ADDED SCHOOLS TAX: A vote on levying an additional property tax of $1 per $1,000 of taxable value in Miami-Dade for four years for the public schools is likely to appear on the Nov. 8 general election ballot. Miami-Dade commissioners are to vote today (7/7) on placing the county school board’s measure on the general election ballot rather than holding a special election. The added taxes collected would be “for school operational purposes to continue improving compensation for teachers and instructional personnel and to improve school safety and security for public schools, including charter schools, with oversight by a citizen advisory committee beginning July 1. 2023, and ending June 30, 2027,” according to the ballot language. The school board is to pay the election costs.
HOUSING SUMMIT: Mayor Daniella Levine Cava and the Department of Public Housing and Community Development at the Building Blocks Housing Summit last week announced a new goal of at least 18,000 units of affordable and workforce housing in financial closing by the end of 2023, in addition to the 14,000 already in the pipeline, for a total of 32,000 units to be added to the housing supply. The mayor also announced a partnership with the Miami-Dade County School Board to develop workforce housing projects at three underused school properties that would generate hundreds of additional workforce housing units for teachers. Also, she announced a commitment of up to $100 million from the Healthy Housing Foundation to invest in affordable housing in Miami-Dade.
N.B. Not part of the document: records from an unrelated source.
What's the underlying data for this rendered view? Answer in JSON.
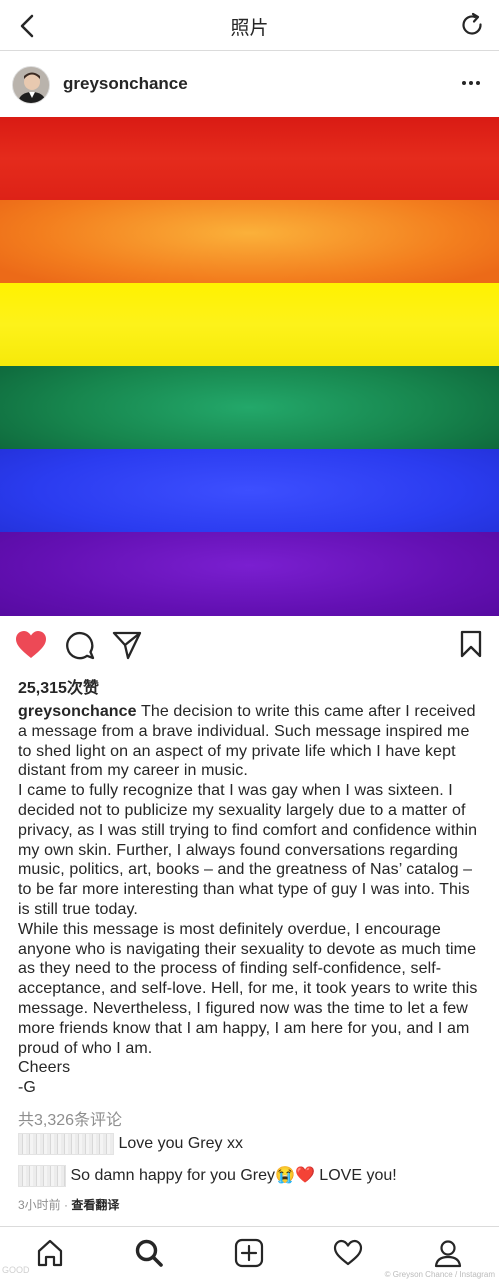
{
  "header": {
    "title": "照片",
    "back_icon": "chevron-left-icon",
    "refresh_icon": "refresh-icon"
  },
  "post": {
    "username": "greysonchance",
    "likes": "25,315次赞",
    "caption": {
      "username": "greysonchance",
      "p1": " The decision to write this came after I received a message from a brave individual. Such message inspired me to shed light on an aspect of my private life which I have kept distant from my career in music.",
      "p2": "I came to fully recognize that I was gay when I was sixteen. I decided not to publicize my sexuality largely due to a matter of privacy, as I was still trying to find comfort and confidence within my own skin. Further, I always found conversations regarding music, politics, art, books – and the greatness of Nas’ catalog – to be far more interesting than what type of guy I was into. This is still true today.",
      "p3": "While this message is most definitely overdue, I encourage anyone who is navigating their sexuality to devote as much time as they need to the process of finding self-confidence, self-acceptance, and self-love. Hell, for me, it took years to write this message. Nevertheless, I figured now was the time to let a few more friends know that I am happy, I am here for you, and I am proud of who I am.",
      "p4": "Cheers",
      "p5": "-G"
    },
    "comments_count": "共3,326条评论",
    "comments": [
      {
        "text": "Love you Grey xx"
      },
      {
        "text_before": "So damn happy for you Grey",
        "emoji": "😭❤️",
        "text_after": " LOVE you!"
      }
    ],
    "time": "3小时前",
    "separator": " · ",
    "translate": "查看翻译",
    "colors": {
      "like": "#ed4956",
      "stripes": [
        "#e2231a",
        "#f6851f",
        "#fff200",
        "#1d9c5b",
        "#2a3df5",
        "#6a12b8"
      ]
    }
  },
  "credit": "© Greyson Chance / Instagram",
  "watermark": "GOOD"
}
SPEEDING CONTRACTS: Miami-Dade could cut in half the time to procure goods and services by delegating more authority to the mayor to award larger contracts, says a report that Mayor Daniella Levine Cava is to present today (7/7). She recommends increasing the threshold of competitive contracts under her purview from the present $1 million ceiling to $5 million for goods and from $500,000 for services to $5 million. That change would shorten awarding of such contracts from the 412-day average to 200 days, her report says. She also plans a new system. “Under my direction, efforts are on their way for implementation of a countywide software to track timeframes from procurement initiation to award.” Her report replies to a Jan. 19 commission resolution by René Garcia directing a written report on timelines of procurements that use selection committees and the extent they follow county code. Code requires that with 30 days of a committee’s recommendation the mayor’s office must act, but that deadline was missed in 27 of the 69 analyzed selections.